The bill, passed in Japan's lower house of Parliament Tuesday and expected to be approved by the upper house this week, would introduce a feed-in tariff incentive scheme that guarantees renewable energy generators above-market rates for the power they produce, Business Green reports.
It would also make legally binding the Japanese government's internationally stated goal of slashing greenhouse gas emissions 25 percent against 1990 levels by 2020.
"By introducing feed-in tariffs, Japan is a step closer toward increasing the share (of) its renewable energy fuel mix," Yvo de Boer, KPMG's special global adviser on climate change and sustainability and former executive secretary to the U.N. Framework Convention on Climate Change, told Environmental Finance.
Such schemes "have proven to be one of the most effective instruments to stimulate development of renewable energy around the world, increasing expected returns on renewable energy investment," he said.

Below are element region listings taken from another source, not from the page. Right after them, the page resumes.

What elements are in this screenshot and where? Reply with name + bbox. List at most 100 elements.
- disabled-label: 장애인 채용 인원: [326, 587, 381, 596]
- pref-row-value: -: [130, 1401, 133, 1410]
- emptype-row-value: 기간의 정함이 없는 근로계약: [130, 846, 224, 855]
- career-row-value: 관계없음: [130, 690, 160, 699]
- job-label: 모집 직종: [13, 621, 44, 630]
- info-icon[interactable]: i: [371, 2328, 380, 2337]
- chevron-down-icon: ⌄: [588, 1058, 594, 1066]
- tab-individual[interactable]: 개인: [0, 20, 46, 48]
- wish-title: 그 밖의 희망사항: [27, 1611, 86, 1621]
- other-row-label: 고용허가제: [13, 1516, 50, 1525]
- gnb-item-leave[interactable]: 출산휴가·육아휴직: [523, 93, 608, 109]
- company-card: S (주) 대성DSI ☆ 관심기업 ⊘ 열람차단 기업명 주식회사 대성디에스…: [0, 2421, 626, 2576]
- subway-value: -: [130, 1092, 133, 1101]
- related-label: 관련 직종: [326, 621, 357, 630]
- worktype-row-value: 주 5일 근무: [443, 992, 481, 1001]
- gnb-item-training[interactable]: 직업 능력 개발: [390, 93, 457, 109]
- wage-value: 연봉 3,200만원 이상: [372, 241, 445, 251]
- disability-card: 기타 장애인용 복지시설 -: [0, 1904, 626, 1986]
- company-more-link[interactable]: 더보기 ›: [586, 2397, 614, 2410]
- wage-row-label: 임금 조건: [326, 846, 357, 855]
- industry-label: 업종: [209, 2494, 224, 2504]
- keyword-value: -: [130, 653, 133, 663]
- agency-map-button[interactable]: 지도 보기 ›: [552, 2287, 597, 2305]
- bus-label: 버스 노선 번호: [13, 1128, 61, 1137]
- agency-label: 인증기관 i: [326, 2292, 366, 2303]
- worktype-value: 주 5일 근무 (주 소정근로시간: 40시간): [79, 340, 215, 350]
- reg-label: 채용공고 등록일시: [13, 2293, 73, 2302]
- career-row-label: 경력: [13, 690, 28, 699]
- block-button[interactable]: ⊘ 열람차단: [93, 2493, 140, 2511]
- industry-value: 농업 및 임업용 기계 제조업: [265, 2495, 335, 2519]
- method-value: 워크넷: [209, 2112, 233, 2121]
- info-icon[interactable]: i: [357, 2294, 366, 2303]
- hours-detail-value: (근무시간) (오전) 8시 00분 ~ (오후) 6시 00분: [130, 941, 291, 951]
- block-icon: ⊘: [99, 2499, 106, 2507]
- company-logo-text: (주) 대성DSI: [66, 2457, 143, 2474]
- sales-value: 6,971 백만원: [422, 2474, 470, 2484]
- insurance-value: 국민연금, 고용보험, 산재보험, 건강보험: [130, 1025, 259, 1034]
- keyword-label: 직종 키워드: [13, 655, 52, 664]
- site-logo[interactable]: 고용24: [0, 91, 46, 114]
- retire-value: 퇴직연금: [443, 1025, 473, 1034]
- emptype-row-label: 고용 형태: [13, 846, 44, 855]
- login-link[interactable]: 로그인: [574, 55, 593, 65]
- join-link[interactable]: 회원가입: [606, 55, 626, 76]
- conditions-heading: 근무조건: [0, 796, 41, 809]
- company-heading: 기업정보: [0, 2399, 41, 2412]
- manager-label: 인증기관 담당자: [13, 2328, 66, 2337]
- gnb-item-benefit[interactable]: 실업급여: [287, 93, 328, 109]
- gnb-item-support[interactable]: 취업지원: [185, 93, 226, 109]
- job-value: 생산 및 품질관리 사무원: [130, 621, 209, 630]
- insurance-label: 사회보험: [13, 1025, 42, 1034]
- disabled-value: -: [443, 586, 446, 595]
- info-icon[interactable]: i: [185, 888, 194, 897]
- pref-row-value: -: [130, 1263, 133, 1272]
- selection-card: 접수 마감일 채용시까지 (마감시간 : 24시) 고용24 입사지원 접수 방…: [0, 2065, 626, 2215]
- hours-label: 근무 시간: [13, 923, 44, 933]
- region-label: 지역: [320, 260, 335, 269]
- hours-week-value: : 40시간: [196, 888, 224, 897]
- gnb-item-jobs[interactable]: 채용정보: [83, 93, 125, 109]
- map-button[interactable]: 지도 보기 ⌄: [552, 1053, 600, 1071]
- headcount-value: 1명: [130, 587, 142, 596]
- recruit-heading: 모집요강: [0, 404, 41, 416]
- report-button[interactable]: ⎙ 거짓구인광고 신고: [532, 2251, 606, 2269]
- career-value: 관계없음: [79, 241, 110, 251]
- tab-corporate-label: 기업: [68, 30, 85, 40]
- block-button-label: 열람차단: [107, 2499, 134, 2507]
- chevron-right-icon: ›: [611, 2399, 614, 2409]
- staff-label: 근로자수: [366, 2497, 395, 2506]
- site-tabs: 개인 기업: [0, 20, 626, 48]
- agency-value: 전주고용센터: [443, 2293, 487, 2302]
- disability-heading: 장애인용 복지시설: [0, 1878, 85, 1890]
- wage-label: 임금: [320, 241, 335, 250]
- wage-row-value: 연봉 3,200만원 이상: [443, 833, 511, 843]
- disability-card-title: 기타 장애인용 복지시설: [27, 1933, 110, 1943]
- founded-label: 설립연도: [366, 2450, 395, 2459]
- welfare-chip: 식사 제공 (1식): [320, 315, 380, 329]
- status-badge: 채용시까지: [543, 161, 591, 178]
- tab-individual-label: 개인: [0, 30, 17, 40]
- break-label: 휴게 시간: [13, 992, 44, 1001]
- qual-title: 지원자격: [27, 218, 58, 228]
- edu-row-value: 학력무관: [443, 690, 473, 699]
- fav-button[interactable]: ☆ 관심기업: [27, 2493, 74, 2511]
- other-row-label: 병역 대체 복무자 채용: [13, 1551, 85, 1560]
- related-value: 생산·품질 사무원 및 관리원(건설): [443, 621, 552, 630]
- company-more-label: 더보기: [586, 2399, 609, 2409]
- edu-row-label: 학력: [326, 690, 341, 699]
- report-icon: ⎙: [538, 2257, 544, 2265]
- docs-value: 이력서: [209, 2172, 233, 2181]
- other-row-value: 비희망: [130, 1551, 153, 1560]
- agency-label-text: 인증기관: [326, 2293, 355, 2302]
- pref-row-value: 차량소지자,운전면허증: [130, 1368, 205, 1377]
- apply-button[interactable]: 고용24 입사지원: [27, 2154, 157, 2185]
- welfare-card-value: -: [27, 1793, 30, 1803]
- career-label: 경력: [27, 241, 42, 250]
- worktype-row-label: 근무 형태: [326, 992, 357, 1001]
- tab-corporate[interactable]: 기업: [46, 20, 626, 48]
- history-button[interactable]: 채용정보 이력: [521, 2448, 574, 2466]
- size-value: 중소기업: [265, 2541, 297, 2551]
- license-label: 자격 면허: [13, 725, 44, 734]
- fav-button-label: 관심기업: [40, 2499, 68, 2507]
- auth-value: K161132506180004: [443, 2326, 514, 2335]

Before the Fukushima nuclear power plant disaster, nuclear systems accounted for 30 percent of Japan's energy and the government had planned for 50 percent reliance by 2030.
A recent poll released by The Mainichi Daily News indicated 74 percent of Japanese in favor of a gradual phase out of nuclear power plants with 11 percent wanting an immediate end to nuclear power and 13 percent saying there was no need to alter policy.
In a May speech, Japanese Prime Minister Naoto Kan said that in about 10 years, Japan should get 20 percent of its energy supply from renewable sources, more than double its current share. By 2020, he said, solar power should cost one-third of its current cost and drop down to one-sixth by 2030.
Steve Sawyer, secretary-general of the Global Wind Energy Council, said of the legislation, "I think this is the strongest signal, on top of Prime Minister Kan's announcements in recent months, of support for renewable energy from the Japanese government, perhaps ever; and this, combined with the public rejection of nuclear, public support for renewable energy and various private sector initiatives, mean that there is more of an opportunity for investors in Japan than ever before."
Solar generation has a generation cost of 60 cents per kilowatt hour, compared with nuclear power, which costs 6 to 8 cents per kilowatt hour, says Japan's Ministry of Economy, Trade and Industry.
While Japan is the second-largest maker of solar panels, behind only China, much of the output is exported.